La noche fue pasada en lamento, pero con la mañana llegó un sentimiento de esperanza renovada. El pueblo resolvió redimirse de su cobardía anterior. Cuando Dios les había ordenado subir y tomar la tierra, se negaron por temor e incredulidad; y ahora que Él les mandaba retroceder, mostraban la misma rebeldía, rehusándose a aceptar Su dirección. Sus corazones seguían endurecidos, y no estaban dispuestos a confiar en la sabiduría de Dios, sin importar cuál fuera Su instrucción. Determinaron entonces tomar la tierra y poseerla por su cuenta, con la esperanza de que Dios aceptara su acción y cambiara Su propósito hacia ellos.
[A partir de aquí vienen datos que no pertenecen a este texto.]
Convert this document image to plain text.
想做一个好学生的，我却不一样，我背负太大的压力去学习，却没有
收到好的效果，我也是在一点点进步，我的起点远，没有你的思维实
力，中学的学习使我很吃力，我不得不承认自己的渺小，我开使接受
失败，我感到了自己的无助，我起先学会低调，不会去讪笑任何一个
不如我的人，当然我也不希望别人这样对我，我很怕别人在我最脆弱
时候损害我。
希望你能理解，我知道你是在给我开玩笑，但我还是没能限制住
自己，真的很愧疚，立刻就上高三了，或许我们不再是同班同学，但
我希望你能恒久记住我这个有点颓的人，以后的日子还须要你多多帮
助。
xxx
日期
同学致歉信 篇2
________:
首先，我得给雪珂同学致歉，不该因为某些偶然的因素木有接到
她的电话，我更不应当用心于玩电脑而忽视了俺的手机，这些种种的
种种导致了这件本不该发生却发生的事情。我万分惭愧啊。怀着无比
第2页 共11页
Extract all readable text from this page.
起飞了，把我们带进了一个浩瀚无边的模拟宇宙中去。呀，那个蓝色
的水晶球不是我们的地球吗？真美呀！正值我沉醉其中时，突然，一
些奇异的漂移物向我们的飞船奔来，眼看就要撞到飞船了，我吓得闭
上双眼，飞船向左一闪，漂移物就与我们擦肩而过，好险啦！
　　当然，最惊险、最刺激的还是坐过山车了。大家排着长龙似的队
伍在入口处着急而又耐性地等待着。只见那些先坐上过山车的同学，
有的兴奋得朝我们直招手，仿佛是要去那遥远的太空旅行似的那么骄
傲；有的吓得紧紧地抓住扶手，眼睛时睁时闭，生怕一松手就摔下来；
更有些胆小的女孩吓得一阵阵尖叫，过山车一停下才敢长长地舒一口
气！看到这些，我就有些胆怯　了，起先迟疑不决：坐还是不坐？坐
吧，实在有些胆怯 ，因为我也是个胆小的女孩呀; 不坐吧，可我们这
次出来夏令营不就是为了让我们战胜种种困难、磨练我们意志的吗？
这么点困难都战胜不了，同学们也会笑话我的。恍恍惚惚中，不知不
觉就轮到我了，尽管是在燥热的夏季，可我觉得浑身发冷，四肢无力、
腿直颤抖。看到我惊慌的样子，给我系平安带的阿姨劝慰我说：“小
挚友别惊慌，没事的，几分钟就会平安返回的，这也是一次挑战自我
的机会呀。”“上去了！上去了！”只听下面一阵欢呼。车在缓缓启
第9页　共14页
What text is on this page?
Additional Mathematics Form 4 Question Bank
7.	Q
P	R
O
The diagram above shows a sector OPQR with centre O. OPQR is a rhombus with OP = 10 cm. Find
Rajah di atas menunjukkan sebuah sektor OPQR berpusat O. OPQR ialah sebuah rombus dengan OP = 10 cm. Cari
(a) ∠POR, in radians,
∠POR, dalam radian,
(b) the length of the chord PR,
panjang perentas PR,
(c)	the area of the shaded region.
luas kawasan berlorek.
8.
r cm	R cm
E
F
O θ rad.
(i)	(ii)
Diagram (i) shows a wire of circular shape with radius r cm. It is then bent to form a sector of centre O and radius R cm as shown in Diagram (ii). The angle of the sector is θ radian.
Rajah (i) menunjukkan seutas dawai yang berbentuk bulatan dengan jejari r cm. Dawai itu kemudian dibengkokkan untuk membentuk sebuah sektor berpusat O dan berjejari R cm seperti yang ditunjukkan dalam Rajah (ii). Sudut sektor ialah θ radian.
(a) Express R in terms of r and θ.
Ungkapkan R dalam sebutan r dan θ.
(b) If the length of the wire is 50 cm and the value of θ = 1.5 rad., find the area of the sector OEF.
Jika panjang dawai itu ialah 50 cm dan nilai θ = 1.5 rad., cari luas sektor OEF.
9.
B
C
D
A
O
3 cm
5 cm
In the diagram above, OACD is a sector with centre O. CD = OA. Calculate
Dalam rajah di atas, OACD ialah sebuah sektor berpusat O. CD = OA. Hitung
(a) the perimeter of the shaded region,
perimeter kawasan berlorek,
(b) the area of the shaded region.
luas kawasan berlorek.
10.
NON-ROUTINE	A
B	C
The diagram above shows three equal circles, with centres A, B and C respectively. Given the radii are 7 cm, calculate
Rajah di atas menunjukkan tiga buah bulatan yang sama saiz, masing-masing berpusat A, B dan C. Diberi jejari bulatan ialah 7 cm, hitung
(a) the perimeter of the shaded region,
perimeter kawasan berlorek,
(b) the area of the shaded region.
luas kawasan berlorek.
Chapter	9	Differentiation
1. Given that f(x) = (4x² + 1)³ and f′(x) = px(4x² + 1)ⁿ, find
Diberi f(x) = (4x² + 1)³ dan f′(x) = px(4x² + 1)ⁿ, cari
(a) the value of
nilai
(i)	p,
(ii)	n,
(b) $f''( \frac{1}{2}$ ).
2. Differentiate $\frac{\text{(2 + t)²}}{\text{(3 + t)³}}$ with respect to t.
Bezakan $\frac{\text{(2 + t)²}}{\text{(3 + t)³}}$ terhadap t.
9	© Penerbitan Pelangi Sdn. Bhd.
Dios les había dado el privilegio y el deber de entrar en la tierra en el tiempo señalado por Él, pero, por su desobediencia voluntaria, ese permiso les fue retirado. Satanás había logrado impedir que entraran en Canaán, y ahora los incitaba a hacer precisamente lo que Dios les había prohibido, llevándolos nuevamente a la rebelión. El gran engañador obtuvo la victoria al seducirlos a rebelarse por segunda vez. Habían desconfiado del poder de Dios para ayudarlos a tomar posesión de Canaán; sin embargo, ahora confiaban presuntuosamente en su propia fuerza, creyendo que podrían cumplir la tarea sin ayuda divina. “Hemos pecado contra Jehová; nosotros subiremos y pelearemos, conforme a todo lo que Jehová nuestro Dios nos ha mandado.” Deuteronomio 1:41. Tan terriblemente cegados estaban por su transgresión. El Señor nunca les había ordenado que subieran a pelear. Nunca fue Su intención que tomaran la tierra por medio de la guerra, sino por medio de una obediencia estricta a Sus mandamientos.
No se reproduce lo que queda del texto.